Reunion in Stringtown: Finding Faith, Family, and Healing is available in paperback and on Kindle through Amazon. The paperback is also available through Barnes & Noble. Here is a synopsis:

Abandoned by her birth mother, abused by her adoptive mother, and then rejected again by her birth mother, Joyce embarks on a 25-year quest to untangle the web of secrets and lies behind her relinquishment, failed relationships and recurring psychological traumas. Ultimately, she needs not just tenacity, but also subpoenas and DNA tests to break down the doors to her past. Before she’s finished, she recovers from alcoholism, redefines her understanding of love and family, and embraces the faith of her ancestors: Judaism.

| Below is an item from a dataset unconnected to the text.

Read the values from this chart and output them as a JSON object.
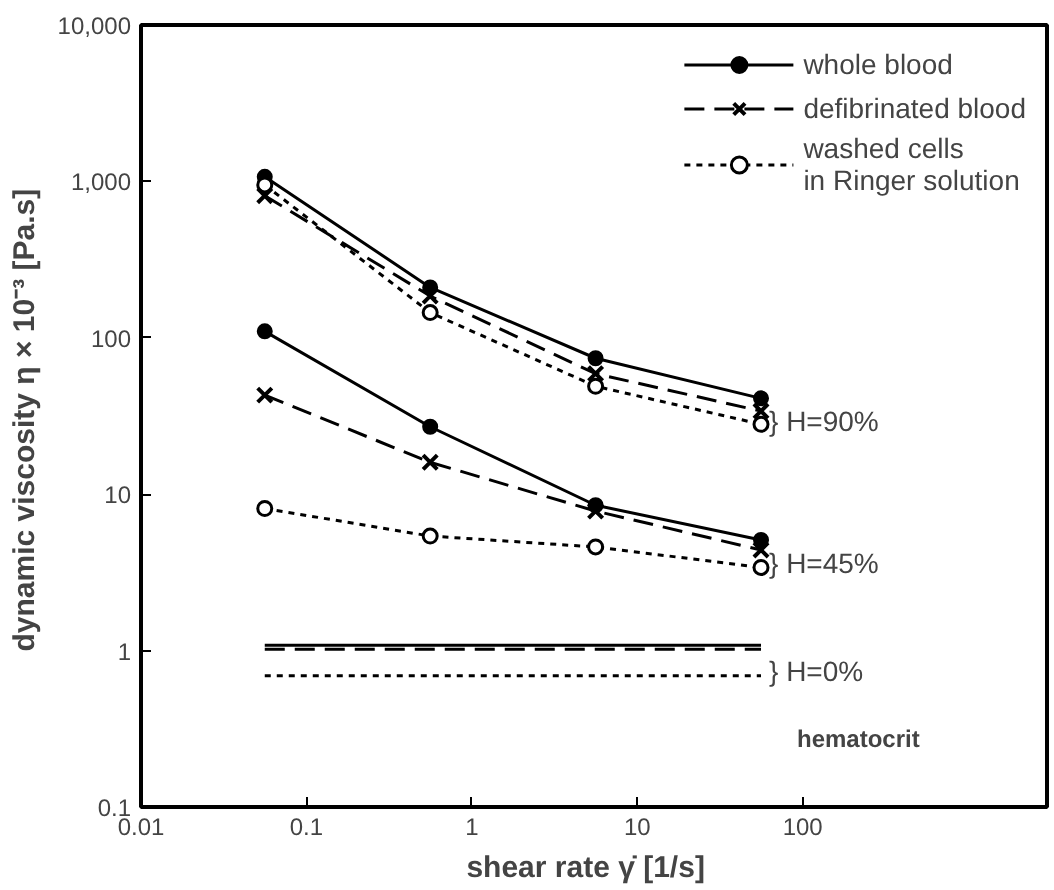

Growing up, Joyce knows she’s adopted. But her parents keep the details secret. Joyce buries her curiosity, and invents grandiose tales to fill in the blanks. Still, her fantasies never relieve her deep sense of shame, abandonment, and lack of belonging.

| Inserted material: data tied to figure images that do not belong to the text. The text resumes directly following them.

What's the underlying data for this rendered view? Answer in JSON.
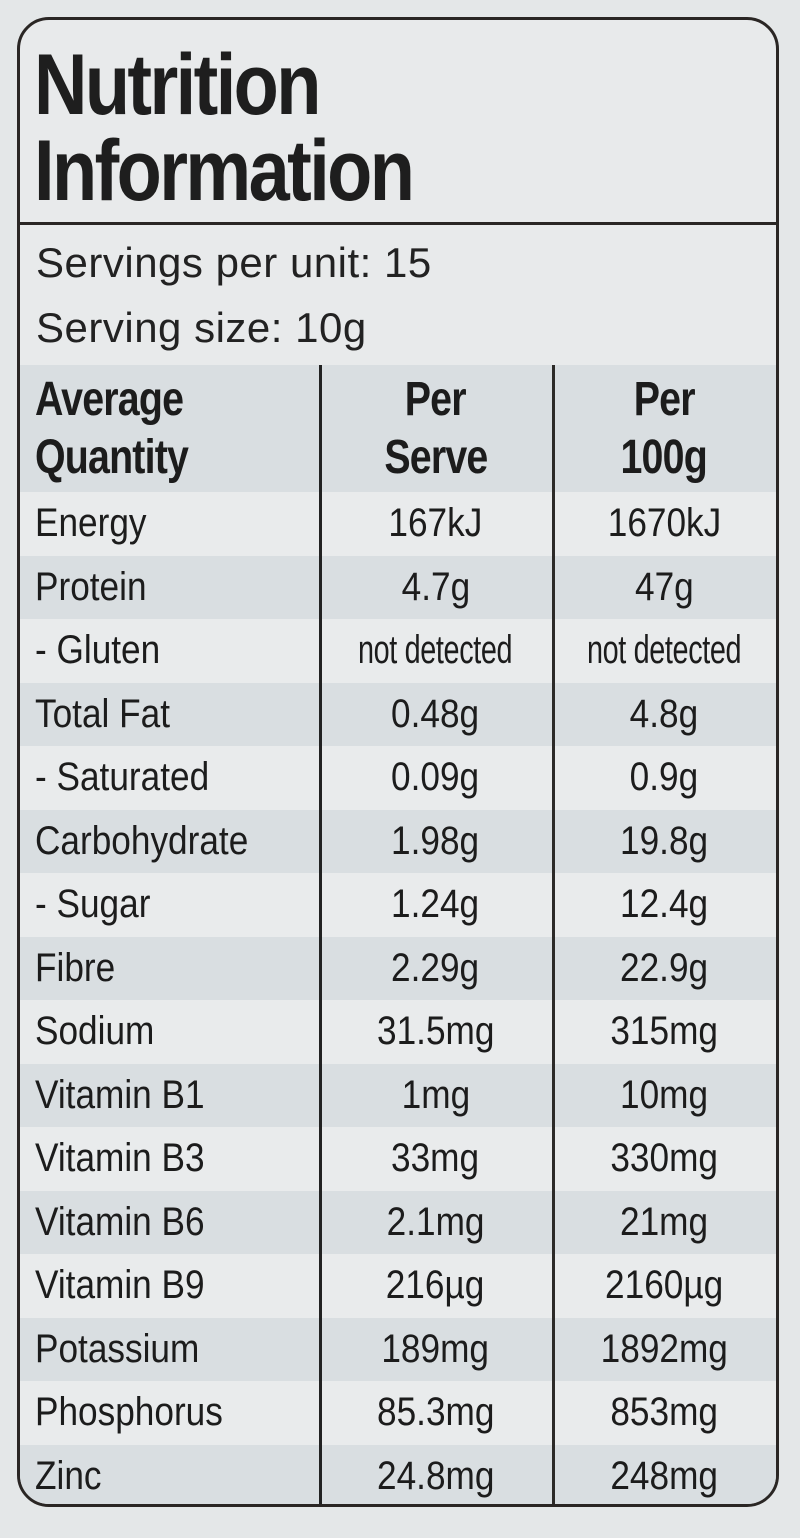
{
  "title": {
    "line1": "Nutrition",
    "line2": "Information"
  },
  "servings": {
    "per_unit": "Servings per unit: 15",
    "size": "Serving size: 10g"
  },
  "table": {
    "headers": {
      "name": [
        "Average",
        "Quantity"
      ],
      "per_serve": [
        "Per",
        "Serve"
      ],
      "per_100g": [
        "Per",
        "100g"
      ]
    },
    "rows": [
      {
        "name": "Energy",
        "per_serve": "167kJ",
        "per_100g": "1670kJ"
      },
      {
        "name": "Protein",
        "per_serve": "4.7g",
        "per_100g": "47g"
      },
      {
        "name": "- Gluten",
        "per_serve": "not detected",
        "per_100g": "not detected"
      },
      {
        "name": "Total Fat",
        "per_serve": "0.48g",
        "per_100g": "4.8g"
      },
      {
        "name": "- Saturated",
        "per_serve": "0.09g",
        "per_100g": "0.9g"
      },
      {
        "name": "Carbohydrate",
        "per_serve": "1.98g",
        "per_100g": "19.8g"
      },
      {
        "name": "- Sugar",
        "per_serve": "1.24g",
        "per_100g": "12.4g"
      },
      {
        "name": "Fibre",
        "per_serve": "2.29g",
        "per_100g": "22.9g"
      },
      {
        "name": "Sodium",
        "per_serve": "31.5mg",
        "per_100g": "315mg"
      },
      {
        "name": "Vitamin B1",
        "per_serve": "1mg",
        "per_100g": "10mg"
      },
      {
        "name": "Vitamin B3",
        "per_serve": "33mg",
        "per_100g": "330mg"
      },
      {
        "name": "Vitamin B6",
        "per_serve": "2.1mg",
        "per_100g": "21mg"
      },
      {
        "name": "Vitamin B9",
        "per_serve": "216µg",
        "per_100g": "2160µg"
      },
      {
        "name": "Potassium",
        "per_serve": "189mg",
        "per_100g": "1892mg"
      },
      {
        "name": "Phosphorus",
        "per_serve": "85.3mg",
        "per_100g": "853mg"
      },
      {
        "name": "Zinc",
        "per_serve": "24.8mg",
        "per_100g": "248mg"
      }
    ]
  },
  "colors": {
    "background": "#e4e7e8",
    "row_shaded": "#d9dee1",
    "row_light": "#e9ebec",
    "border": "#2a2624",
    "text": "#1c1c1c"
  }
}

When her adoptive mother dies in 1992, Joyce makes a surprising discovery that opens old wounds and propels her to seek answers to the questions she's always suppressed. As she works toward the truth, she fights bureaucrats and others over her right to know her heritage. When she finally locates the woman who abandoned her in 1954, Joyce must confront her own worst fears. Through newfound siblings, she begins to reconstruct her life. But finding her birth mother unexpectedly starts another journey. A DNA test in 2016 proves two keys to her past: that she is Jewish, and that the man whom her birth certificate lists as her father is, in fact, no relation. Convinced she will never find her birth father, she immerses herself in the religion of her mother's ancestors. Then Joyce suddenly receives news of a paternal genetic match and learns she has more family just a few miles away.

This engrossing, cathartic, and true story will inspire anyone who has endured child abuse and struggled to form rewarding relationships. It will also captivate all those who have wondered how genealogy can help them discover their lost heritage.